Kejadian semacam ini semakin sering terjadi, seiring meningkatnya serangan pemukim Israel terhadap warga Palestina yang tidak mendapatkan perlindungan.
Alih-alih melindungi rakyatnya, Otoritas Palestina (PA) yang seharusnya menjadi pelindung, justru lebih banyak melakukan penyerangan terhadap rakyatnya sendiri. Pada 29 Desember, pasukan keamanan PA menembak mati seorang jurnalis muda bernama Shatha al-Sabbagh, yang berusia 21 tahun dan sedang mendokumentasikan kampanye mematikan PA terhadap kelompok bersenjata di Jenin.
Selama beberapa minggu terakhir, PA telah melakukan serangan di Jenin dengan tujuan menargetkan "penjahat" dan "militan" yang mereka klaim telah menguasai kamp tersebut. Hampir semua orang yang memprotes serangan mematikan ini, yang telah menewaskan setidaknya 16 orang sejak pertengahan Desember, menjadi sasaran, termasuk seorang ayah dan anak yang tewas pada 3 Januari.
Saat ini, rakyat Palestina merasa lebih rentan dari sebelumnya, tidak hanya dari kekerasan yang dilakukan oleh Israel, tetapi juga dari kepemimpinan mereka sendiri yang seharusnya melindungi mereka.
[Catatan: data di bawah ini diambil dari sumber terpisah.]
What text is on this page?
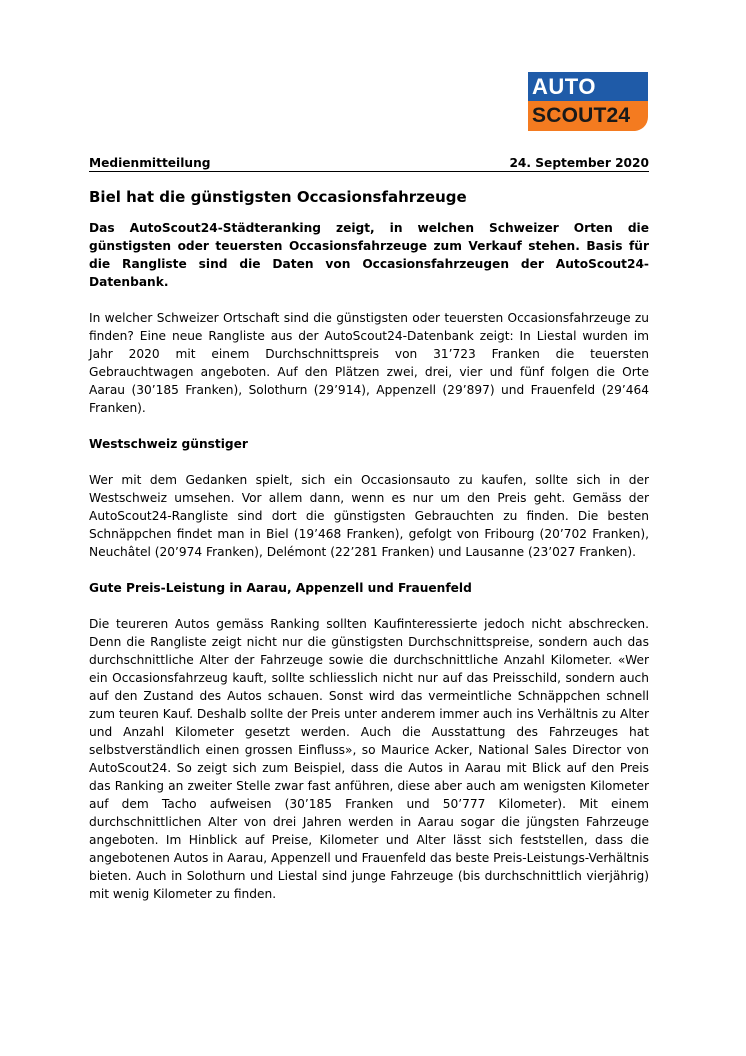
AUTO
SCOUT24
Medienmitteilung	24. September 2020
Biel hat die günstigsten Occasionsfahrzeuge

Das AutoScout24-Städteranking zeigt, in welchen Schweizer Orten die günstigsten oder teuersten Occasionsfahrzeuge zum Verkauf stehen. Basis für die Rangliste sind die Daten von Occasionsfahrzeugen der AutoScout24-Datenbank.

In welcher Schweizer Ortschaft sind die günstigsten oder teuersten Occasionsfahrzeuge zu finden? Eine neue Rangliste aus der AutoScout24-Datenbank zeigt: In Liestal wurden im Jahr 2020 mit einem Durchschnittspreis von 31’723 Franken die teuersten Gebrauchtwagen angeboten. Auf den Plätzen zwei, drei, vier und fünf folgen die Orte Aarau (30’185 Franken), Solothurn (29’914), Appenzell (29’897) und Frauenfeld (29’464 Franken).

Westschweiz günstiger

Wer mit dem Gedanken spielt, sich ein Occasionsauto zu kaufen, sollte sich in der Westschweiz umsehen. Vor allem dann, wenn es nur um den Preis geht. Gemäss der AutoScout24-Rangliste sind dort die günstigsten Gebrauchten zu finden. Die besten Schnäppchen findet man in Biel (19’468 Franken), gefolgt von Fribourg (20’702 Franken), Neuchâtel (20’974 Franken), Delémont (22’281 Franken) und Lausanne (23’027 Franken).

Gute Preis-Leistung in Aarau, Appenzell und Frauenfeld

Die teureren Autos gemäss Ranking sollten Kaufinteressierte jedoch nicht abschrecken. Denn die Rangliste zeigt nicht nur die günstigsten Durchschnittspreise, sondern auch das durchschnittliche Alter der Fahrzeuge sowie die durchschnittliche Anzahl Kilometer. «Wer ein Occasionsfahrzeug kauft, sollte schliesslich nicht nur auf das Preisschild, sondern auch auf den Zustand des Autos schauen. Sonst wird das vermeintliche Schnäppchen schnell zum teuren Kauf. Deshalb sollte der Preis unter anderem immer auch ins Verhältnis zu Alter und Anzahl Kilometer gesetzt werden. Auch die Ausstattung des Fahrzeuges hat selbstverständlich einen grossen Einfluss», so Maurice Acker, National Sales Director von AutoScout24. So zeigt sich zum Beispiel, dass die Autos in Aarau mit Blick auf den Preis das Ranking an zweiter Stelle zwar fast anführen, diese aber auch am wenigsten Kilometer auf dem Tacho aufweisen (30’185 Franken und 50’777 Kilometer). Mit einem durchschnittlichen Alter von drei Jahren werden in Aarau sogar die jüngsten Fahrzeuge angeboten. Im Hinblick auf Preise, Kilometer und Alter lässt sich feststellen, dass die angebotenen Autos in Aarau, Appenzell und Frauenfeld das beste Preis-Leistungs-Verhältnis bieten. Auch in Solothurn und Liestal sind junge Fahrzeuge (bis durchschnittlich vierjährig) mit wenig Kilometer zu finden.
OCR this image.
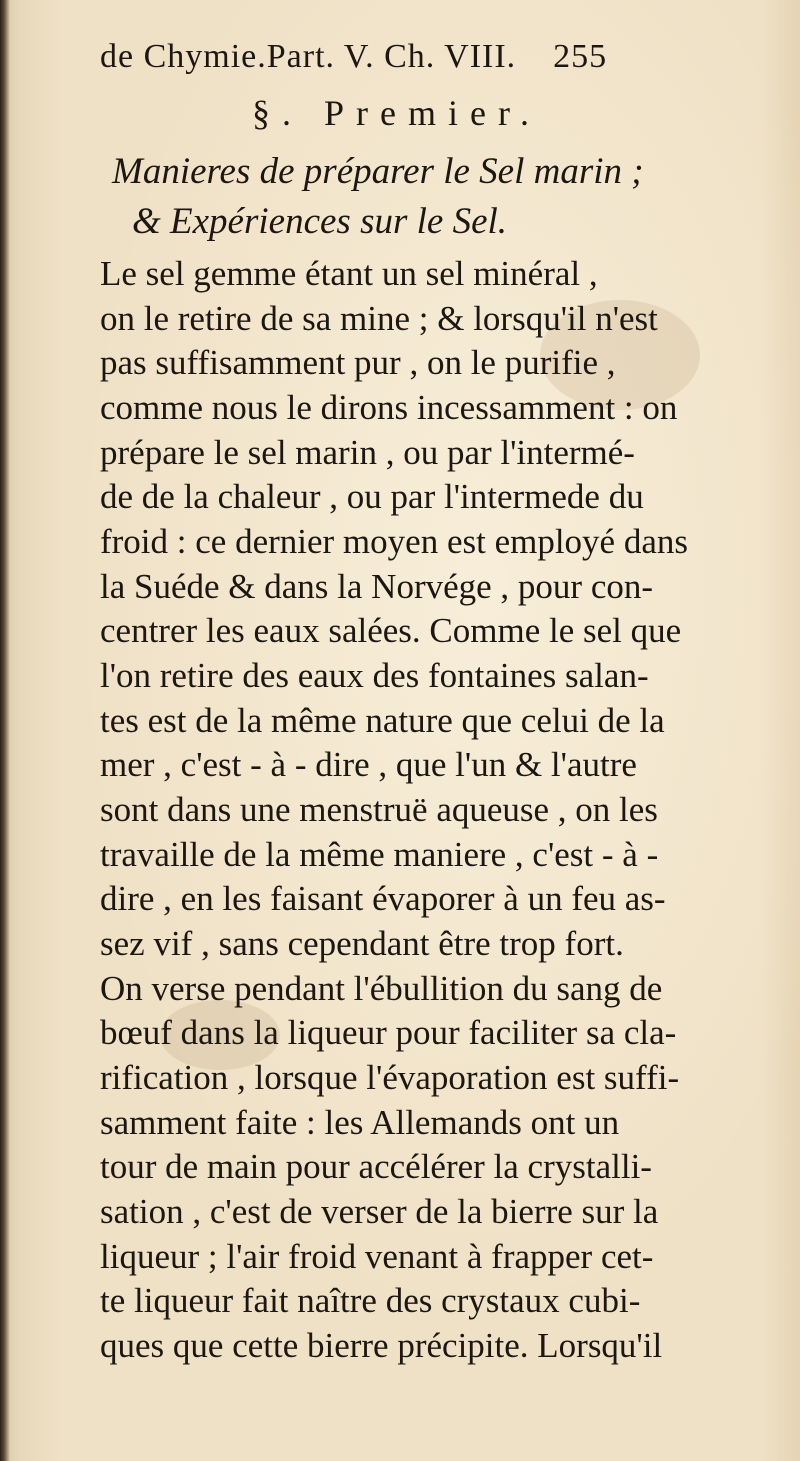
de Chymie.Part. V. Ch. VIII. 255
§. Premier.
Manieres de préparer le Sel marin ;
& Expériences sur le Sel.
Le sel gemme étant un sel minéral ,
on le retire de sa mine ; & lorsqu'il n'est
pas suffisamment pur , on le purifie ,
comme nous le dirons incessamment : on
prépare le sel marin , ou par l'intermé-
de de la chaleur , ou par l'intermede du
froid : ce dernier moyen est employé dans
la Suéde & dans la Norvége , pour con-
centrer les eaux salées. Comme le sel que
l'on retire des eaux des fontaines salan-
tes est de la même nature que celui de la
mer , c'est - à - dire , que l'un & l'autre
sont dans une menstruë aqueuse , on les
travaille de la même maniere , c'est - à -
dire , en les faisant évaporer à un feu as-
sez vif , sans cependant être trop fort.
On verse pendant l'ébullition du sang de
bœuf dans la liqueur pour faciliter sa cla-
rification , lorsque l'évaporation est suffi-
samment faite : les Allemands ont un
tour de main pour accélérer la crystalli-
sation , c'est de verser de la bierre sur la
liqueur ; l'air froid venant à frapper cet-
te liqueur fait naître des crystaux cubi-
ques que cette bierre précipite. Lorsqu'il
Di tengah kekerasan yang terjadi di Gaza, warga Palestina di Tepi Barat juga mengalami jumlah serangan yang tinggi oleh pemukim Israel, rata-rata empat serangan per hari sejak 7 Oktober 2023. Mereka menghadapi serangan mematikan, pengusiran paksa, penggusuran, penyerangan brutal, dan pelanggaran hukum internasional lainnya, sementara Israel melanjutkan rencana aneksasinya.
Diamnya negara-negara Barat terhadap kampanye penghancuran ini, serta dukungan diplomatik dan finansial yang diterima Israel, semakin membuat PA yang didanai AS berani melawan rakyatnya sendiri.